The last two books I flew through were By Nightfall and Flesh and Bone by Michael Cunningham. I picked them up at every opportunity. There is something about his writing that just pulls me in and doesn’t let go even after I close the book.
Lyra, did you read The Hours? It’s the only Cunningham book I’ve read.
I did. I read it when I was on a Pulitzer kick. I liked it but it didn’t…sing to me? That was years ago and By Nightfall I saw at the library a couple of weeks ago. I liked the cover, read the dust jacket and brought it home. The story was tight, simple and so well written it blew my mind. Then I flew through Flesh and Bone and just picked up A Home at the End of the World from the library today. I don’t know if I’d like The Hours more now as I’m a far different reader than I was then, but I’ve adored his last two books.

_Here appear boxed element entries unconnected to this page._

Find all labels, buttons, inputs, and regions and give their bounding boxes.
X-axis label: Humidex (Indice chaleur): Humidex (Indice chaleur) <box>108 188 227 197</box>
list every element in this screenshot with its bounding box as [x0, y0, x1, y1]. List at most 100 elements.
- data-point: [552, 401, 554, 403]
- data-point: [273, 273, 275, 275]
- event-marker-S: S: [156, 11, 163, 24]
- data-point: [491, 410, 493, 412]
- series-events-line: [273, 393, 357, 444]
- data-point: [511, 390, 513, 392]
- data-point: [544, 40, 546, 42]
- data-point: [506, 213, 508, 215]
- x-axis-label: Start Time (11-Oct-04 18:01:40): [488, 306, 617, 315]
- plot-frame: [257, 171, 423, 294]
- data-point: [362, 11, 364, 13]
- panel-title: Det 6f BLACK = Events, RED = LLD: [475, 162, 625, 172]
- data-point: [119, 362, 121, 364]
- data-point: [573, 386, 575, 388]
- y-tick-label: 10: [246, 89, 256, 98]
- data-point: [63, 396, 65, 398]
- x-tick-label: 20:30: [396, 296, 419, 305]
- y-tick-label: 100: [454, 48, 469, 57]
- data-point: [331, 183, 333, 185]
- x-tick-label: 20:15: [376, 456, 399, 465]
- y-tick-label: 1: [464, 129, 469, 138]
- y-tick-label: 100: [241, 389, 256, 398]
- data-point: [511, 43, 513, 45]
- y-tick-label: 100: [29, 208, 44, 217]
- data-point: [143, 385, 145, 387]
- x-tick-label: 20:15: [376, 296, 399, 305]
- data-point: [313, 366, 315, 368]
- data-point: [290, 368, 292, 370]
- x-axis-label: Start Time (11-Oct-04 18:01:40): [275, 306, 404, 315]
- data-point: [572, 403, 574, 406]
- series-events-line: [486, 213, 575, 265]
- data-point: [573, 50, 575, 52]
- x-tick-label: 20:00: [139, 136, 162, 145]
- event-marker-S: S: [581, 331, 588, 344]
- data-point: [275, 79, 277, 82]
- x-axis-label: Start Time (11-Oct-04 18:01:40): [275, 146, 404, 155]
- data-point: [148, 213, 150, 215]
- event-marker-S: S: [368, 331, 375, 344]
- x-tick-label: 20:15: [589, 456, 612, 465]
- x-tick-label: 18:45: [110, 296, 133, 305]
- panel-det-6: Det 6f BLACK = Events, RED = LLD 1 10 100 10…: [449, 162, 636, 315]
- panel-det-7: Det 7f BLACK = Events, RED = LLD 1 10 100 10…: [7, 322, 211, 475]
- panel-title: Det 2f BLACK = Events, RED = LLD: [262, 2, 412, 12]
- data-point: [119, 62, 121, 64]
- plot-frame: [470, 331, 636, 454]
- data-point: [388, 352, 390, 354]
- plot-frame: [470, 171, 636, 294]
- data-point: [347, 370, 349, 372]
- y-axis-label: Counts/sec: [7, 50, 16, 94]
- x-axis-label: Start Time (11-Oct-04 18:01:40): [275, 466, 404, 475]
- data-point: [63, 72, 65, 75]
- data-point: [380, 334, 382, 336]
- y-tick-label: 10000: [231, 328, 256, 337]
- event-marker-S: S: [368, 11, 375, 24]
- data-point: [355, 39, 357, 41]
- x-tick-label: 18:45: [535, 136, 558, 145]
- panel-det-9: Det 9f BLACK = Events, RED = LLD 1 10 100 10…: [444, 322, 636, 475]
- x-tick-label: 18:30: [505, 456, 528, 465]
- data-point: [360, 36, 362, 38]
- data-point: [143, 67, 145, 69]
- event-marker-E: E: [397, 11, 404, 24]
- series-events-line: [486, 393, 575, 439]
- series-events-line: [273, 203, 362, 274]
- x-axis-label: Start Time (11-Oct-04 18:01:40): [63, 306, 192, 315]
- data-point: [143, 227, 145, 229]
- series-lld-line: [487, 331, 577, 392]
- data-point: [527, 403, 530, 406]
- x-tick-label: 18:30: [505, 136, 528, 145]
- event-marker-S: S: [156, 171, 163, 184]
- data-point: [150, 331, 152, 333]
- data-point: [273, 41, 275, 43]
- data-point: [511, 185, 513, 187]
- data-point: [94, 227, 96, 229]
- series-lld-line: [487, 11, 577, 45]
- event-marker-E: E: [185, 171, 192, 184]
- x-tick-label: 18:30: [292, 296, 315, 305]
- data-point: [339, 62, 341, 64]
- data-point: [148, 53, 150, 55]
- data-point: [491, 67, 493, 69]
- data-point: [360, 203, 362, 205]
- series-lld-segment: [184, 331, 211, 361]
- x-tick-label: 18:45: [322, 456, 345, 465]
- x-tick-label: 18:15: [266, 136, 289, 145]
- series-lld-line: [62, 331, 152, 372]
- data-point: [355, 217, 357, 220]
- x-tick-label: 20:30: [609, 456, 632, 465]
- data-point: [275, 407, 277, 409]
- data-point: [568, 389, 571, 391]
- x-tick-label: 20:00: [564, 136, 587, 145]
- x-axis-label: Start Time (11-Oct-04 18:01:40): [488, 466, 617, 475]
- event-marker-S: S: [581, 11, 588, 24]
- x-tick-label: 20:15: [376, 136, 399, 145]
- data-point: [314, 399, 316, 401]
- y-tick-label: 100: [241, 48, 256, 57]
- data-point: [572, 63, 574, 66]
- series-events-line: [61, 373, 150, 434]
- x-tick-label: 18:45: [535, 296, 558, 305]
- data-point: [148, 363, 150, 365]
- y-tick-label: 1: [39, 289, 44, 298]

Yea, it didn’t “sing” to me either…I did like it for its connections/parallels to Virginia Woolf’s “Mrs. Dalloway.” I always like overlaps between books. Which one book of his would you recommend I pick up?
Looks great. My last like that was ‘Dark Roots’ by Cate Kennedy.
The Getaway Car (wish it was so much longer!) and before that Arcadia, and before that, The Age of Miracles.
I love this post because now I’m going through everyone’s responses and adding them to my (insanely, ridiculously, shamefully long and overwhelming) to-read list.